The documents serve as a guide to cycling and urban street design that those involved with the implementation process can use to design more context-responsive streets and to better manage the project process,,from ideation, to engagement, to measuring and communicating project impact.
To compliment the design guides, ARUP and Gehl authored a white paper for the DoT that outlines a series of actionable steps. To do so, the team to the guides to the streets, to train implementers and decision makers on how to use them, and to address various road blocks to success, like outdated standards and policies.
In the Fall of 2019, Gehl led a series of workshops with local implementers and thought leaders to ensure local knowledge was captured, and that the documents were rooted in in the real life opportunities and challenges that implementers face on a daily basis.
Design documents
The outcome of this process was two draft documents, that describe the role of streets across Victoria today, and how to rethink the approach to street and transportation design holistically, on both local and network scales.
The Cycling Guide document emphasizes infrastructure and network planning with the goal of delivering a complete and integrated cycling network.
Road and Street Guide lays out an overall vision and a set of guiding principles for safe, connected, vibrant urban roads and streets for all Victorians to live, work, move, play and stay.
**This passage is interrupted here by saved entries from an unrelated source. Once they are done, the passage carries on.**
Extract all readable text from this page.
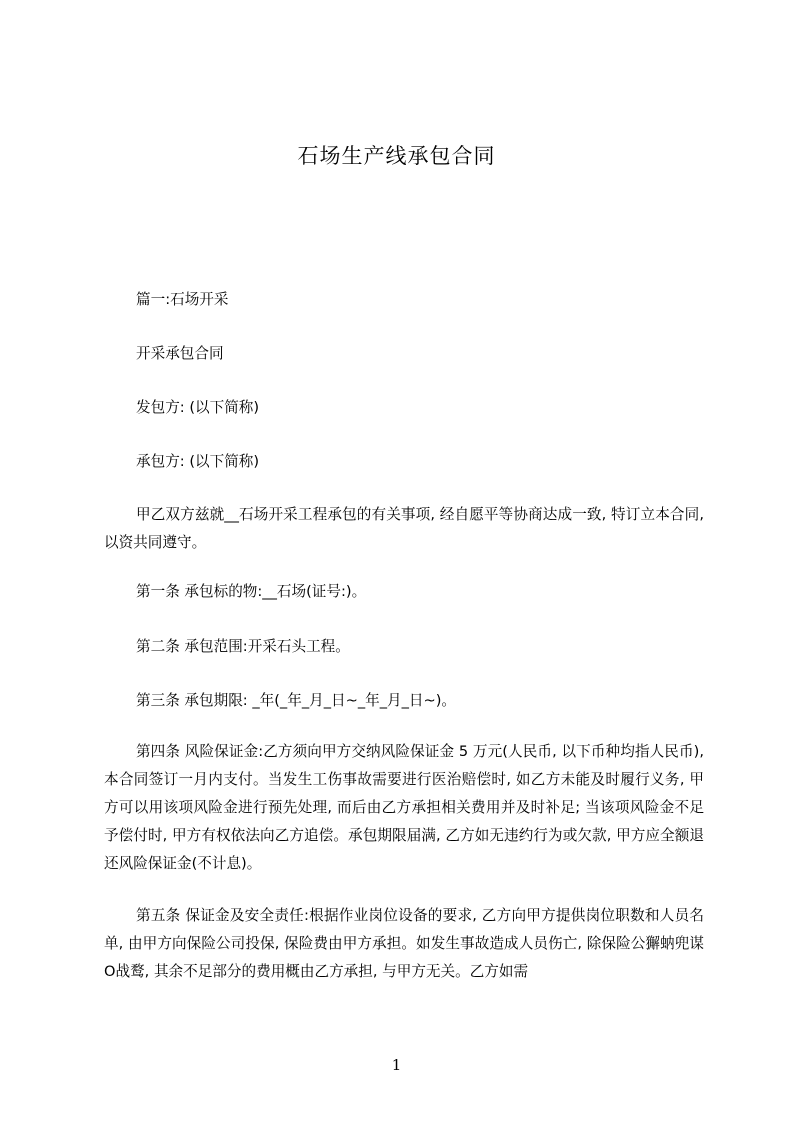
石场生产线承包合同
篇一:石场开采
开采承包合同
发包方: (以下简称)
承包方: (以下简称)
甲乙双方兹就__石场开采工程承包的有关事项, 经自愿平等协商达成一致, 特订立本合同, 以资共同遵守。
第一条 承包标的物:__石场(证号:)。
第二条 承包范围:开采石头工程。
第三条 承包期限: _年(_年_月_日~_年_月_日~)。
第四条 风险保证金:乙方须向甲方交纳风险保证金 5 万元(人民币, 以下币种均指人民币), 本合同签订一月内支付。当发生工伤事故需要进行医治赔偿时, 如乙方未能及时履行义务, 甲方可以用该项风险金进行预先处理, 而后由乙方承担相关费用并及时补足; 当该项风险金不足予偿付时, 甲方有权依法向乙方追偿。承包期限届满, 乙方如无违约行为或欠款, 甲方应全额退还风险保证金(不计息)。
第五条 保证金及安全责任:根据作业岗位设备的要求, 乙方向甲方提供岗位职数和人员名单, 由甲方向保险公司投保, 保险费由甲方承担。如发生事故造成人员伤亡, 除保险公獬蚋兜谋O战鹜, 其余不足部分的费用概由乙方承担, 与甲方无关。乙方如需
1
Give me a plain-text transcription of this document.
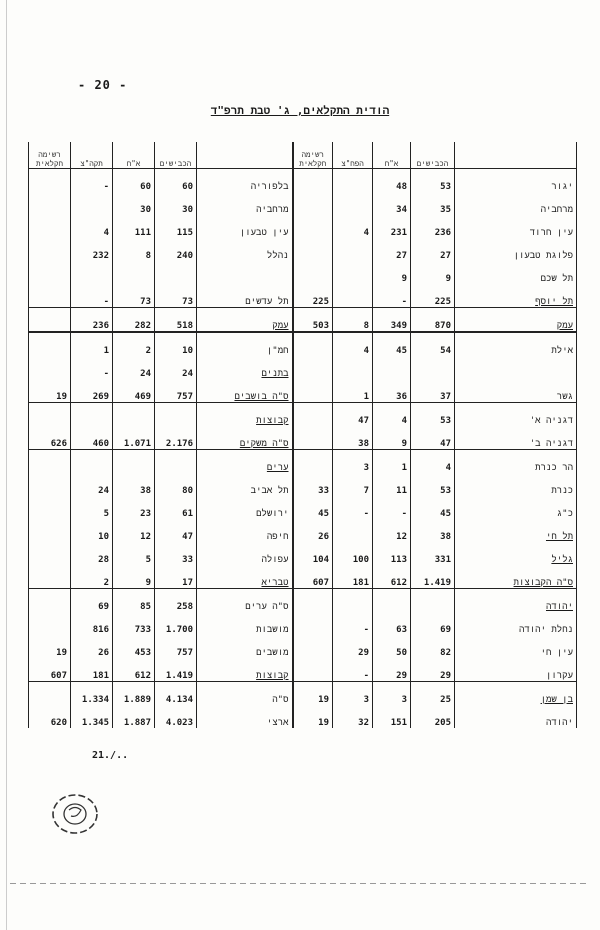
- 20 -
הודית התקלאים, ג' טבת תרפ"ד
רשימה חקלאית	תקה"צ	א"ח	הכבישים		רשימה חקלאית	הפח"צ	א"ח	הכבישים	
	-	60	60	בלפוריה			48	53	יגור
		30	30	מרחביה			34	35	מרחביה
	4	111	115	עין טבעון		4	231	236	עין חרוד
	232	8	240	נהלל			27	27	פלוגת טבעון
							9	9	תל שכם
	-	73	73	תל עדשים	225		-	225	תל יוסף
	236	282	518	עמק	503	8	349	870	עמק
	1	2	10	חמ"ן		4	45	54	אילת
	-	24	24	בתנים					
19	269	469	757	ס"ה בושבים		1	36	37	גשר
				קבוצות		47	4	53	דגניה א'
626	460	1.071	2.176	ס"ה משקים		38	9	47	דגניה ב'
				ערים		3	1	4	הר כנרת
	24	38	80	תל אביב	33	7	11	53	כנרת
	5	23	61	ירושלם	45	-	-	45	כ"ג
	10	12	47	חיפה	26		12	38	תל חי
	28	5	33	עפולה	104	100	113	331	גליל
	2	9	17	טבריא	607	181	612	1.419	ס"ה הקבוצות
	69	85	258	ס"ה ערים					יהודה
	816	733	1.700	מושבות		-	63	69	נחלת יהודה
19	26	453	757	מושבים		29	50	82	עין חי
607	181	612	1.419	קבוצות		-	29	29	עקרון
	1.334	1.889	4.134	ס"ה	19	3	3	25	בן שמן
620	1.345	1.887	4.023	ארצי	19	32	151	205	יהודה
21./..
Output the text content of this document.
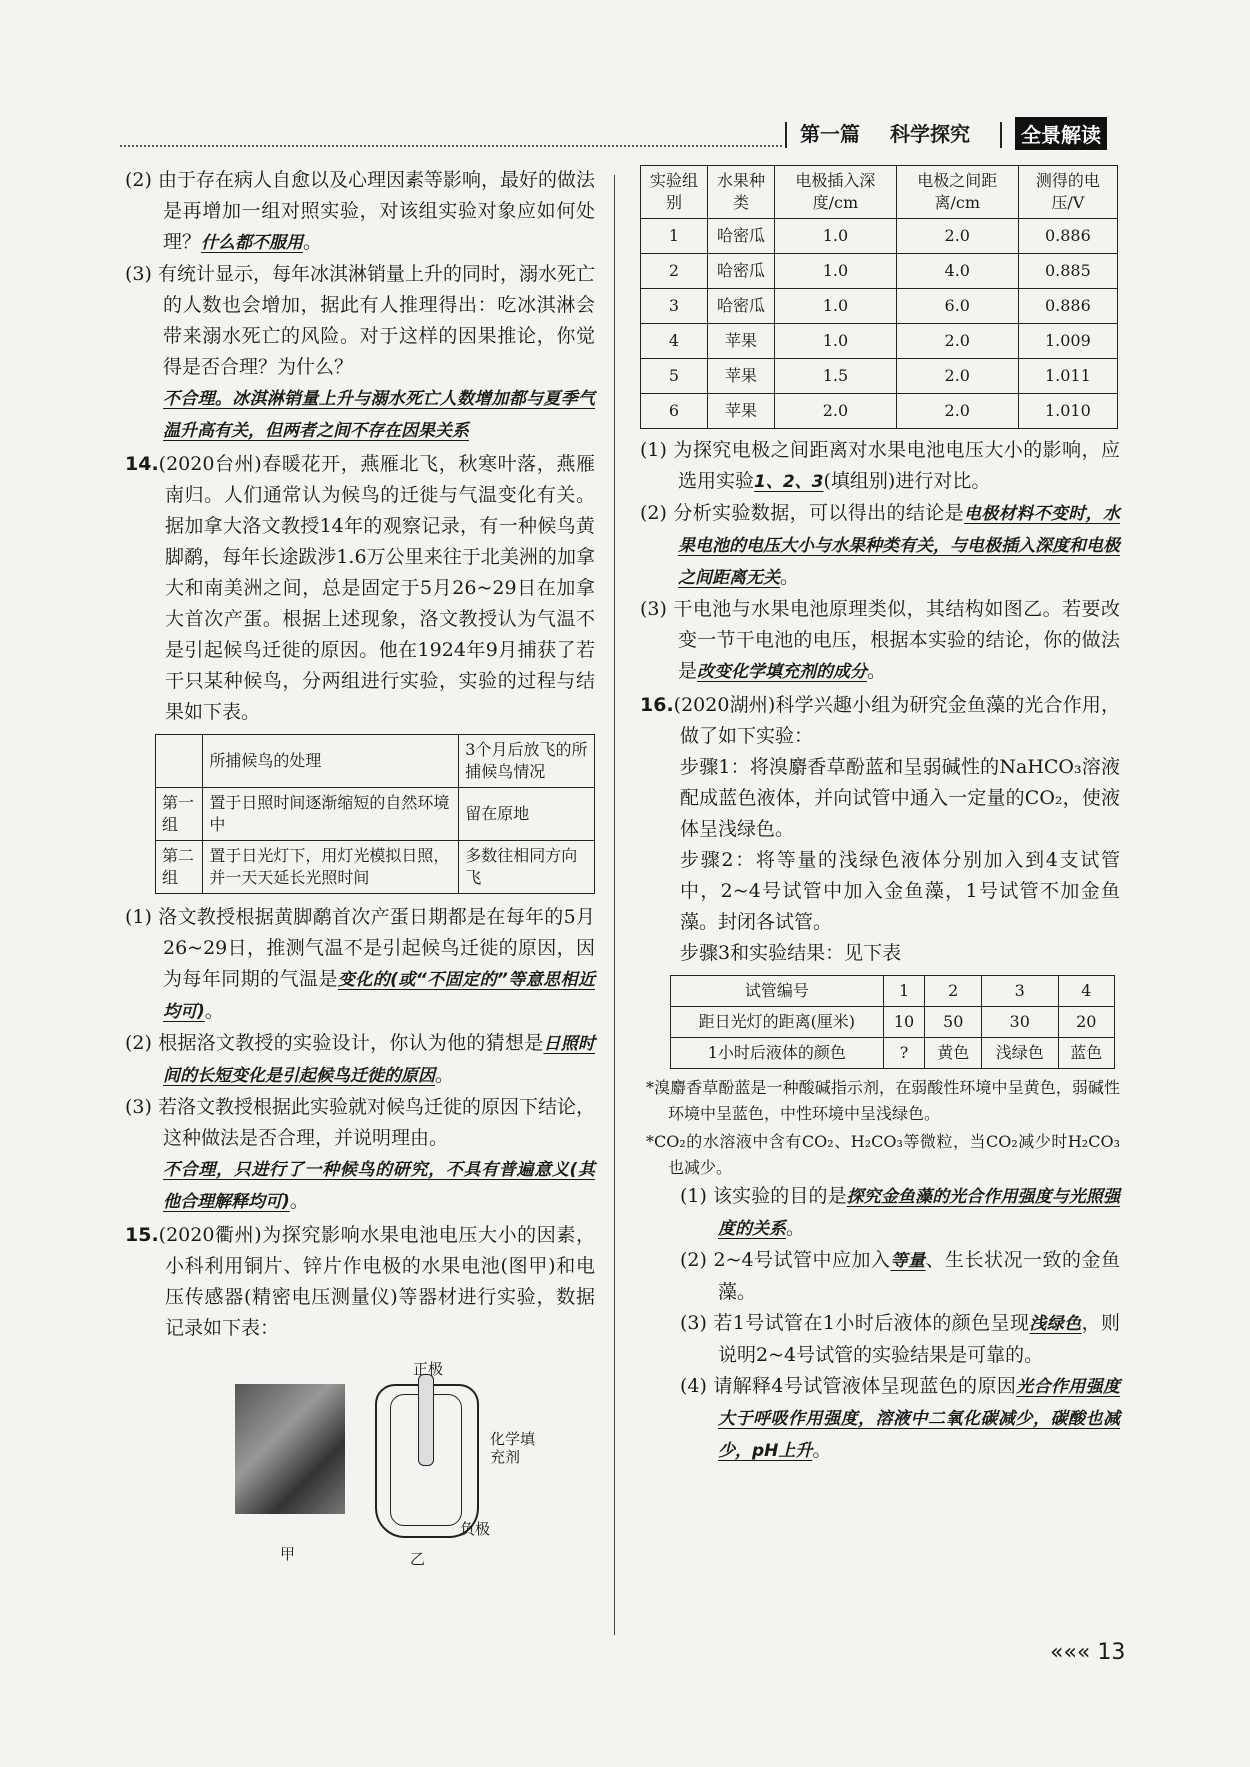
第一篇 科学探究	全景解读

(2) 由于存在病人自愈以及心理因素等影响，最好的做法是再增加一组对照实验，对该组实验对象应如何处理？什么都不服用。

(3) 有统计显示，每年冰淇淋销量上升的同时，溺水死亡的人数也会增加，据此有人推理得出：吃冰淇淋会带来溺水死亡的风险。对于这样的因果推论，你觉得是否合理？为什么？
不合理。冰淇淋销量上升与溺水死亡人数增加都与夏季气温升高有关，但两者之间不存在因果关系

14.(2020台州)春暖花开，燕雁北飞，秋寒叶落，燕雁南归。人们通常认为候鸟的迁徙与气温变化有关。据加拿大洛文教授14年的观察记录，有一种候鸟黄脚鹬，每年长途跋涉1.6万公里来往于北美洲的加拿大和南美洲之间，总是固定于5月26~29日在加拿大首次产蛋。根据上述现象，洛文教授认为气温不是引起候鸟迁徙的原因。他在1924年9月捕获了若干只某种候鸟，分两组进行实验，实验的过程与结果如下表。

	所捕候鸟的处理	3个月后放飞的所捕候鸟情况
第一组	置于日照时间逐渐缩短的自然环境中	留在原地
第二组	置于日光灯下，用灯光模拟日照，并一天天延长光照时间	多数往相同方向飞

(1) 洛文教授根据黄脚鹬首次产蛋日期都是在每年的5月26~29日，推测气温不是引起候鸟迁徙的原因，因为每年同期的气温是变化的(或“不固定的”等意思相近均可)。

(2) 根据洛文教授的实验设计，你认为他的猜想是日照时间的长短变化是引起候鸟迁徙的原因。

(3) 若洛文教授根据此实验就对候鸟迁徙的原因下结论，这种做法是否合理，并说明理由。
不合理，只进行了一种候鸟的研究，不具有普遍意义(其他合理解释均可)。

15.(2020衢州)为探究影响水果电池电压大小的因素，小科利用铜片、锌片作电极的水果电池(图甲)和电压传感器(精密电压测量仪)等器材进行实验，数据记录如下表：

甲
正极
化学填
充剂
负极
乙
实验组别	水果种类	电极插入深度/cm	电极之间距离/cm	测得的电压/V
1	哈密瓜	1.0	2.0	0.886
2	哈密瓜	1.0	4.0	0.885
3	哈密瓜	1.0	6.0	0.886
4	苹果	1.0	2.0	1.009
5	苹果	1.5	2.0	1.011
6	苹果	2.0	2.0	1.010

(1) 为探究电极之间距离对水果电池电压大小的影响，应选用实验1、2、3(填组别)进行对比。

(2) 分析实验数据，可以得出的结论是电极材料不变时，水果电池的电压大小与水果种类有关，与电极插入深度和电极之间距离无关。

(3) 干电池与水果电池原理类似，其结构如图乙。若要改变一节干电池的电压，根据本实验的结论，你的做法是改变化学填充剂的成分。

16.(2020湖州)科学兴趣小组为研究金鱼藻的光合作用，做了如下实验：

步骤1：将溴麝香草酚蓝和呈弱碱性的NaHCO₃溶液配成蓝色液体，并向试管中通入一定量的CO₂，使液体呈浅绿色。

步骤2：将等量的浅绿色液体分别加入到4支试管中，2~4号试管中加入金鱼藻，1号试管不加金鱼藻。封闭各试管。

步骤3和实验结果：见下表

试管编号	1	2	3	4
距日光灯的距离(厘米)	10	50	30	20
1小时后液体的颜色	?	黄色	浅绿色	蓝色

*溴麝香草酚蓝是一种酸碱指示剂，在弱酸性环境中呈黄色，弱碱性环境中呈蓝色，中性环境中呈浅绿色。

*CO₂的水溶液中含有CO₂、H₂CO₃等微粒，当CO₂减少时H₂CO₃也减少。

(1) 该实验的目的是探究金鱼藻的光合作用强度与光照强度的关系。

(2) 2~4号试管中应加入等量、生长状况一致的金鱼藻。

(3) 若1号试管在1小时后液体的颜色呈现浅绿色，则说明2~4号试管的实验结果是可靠的。

(4) 请解释4号试管液体呈现蓝色的原因光合作用强度大于呼吸作用强度，溶液中二氧化碳减少，碳酸也减少，pH上升。

««« 13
It contains 16 predefined street typologies that are based on local street examples, with descriptions of their role in the overall street network, their current qualities and challenges, design intent and components to consider when redesigning an existing street or implementing a new. T he next step for this process is for the DoT to take the draft documents back to the engaged stakeholders to gather further input before completing and publishing the guides.
Both documents provide guidance on how to define project goals and metrics, collect data to tell stories of impact, how to define metrics and how pilot projects can serve as a tool for change.
While Covid-19 has created delays in the finalization of this work, it has also enabled the accelerations of some of the drafted guideline recommendations, such as the long awaited completion of a bike lane network. Now, the DoT is implementing 100 protected popup bikelanes across the greater Melbourne area.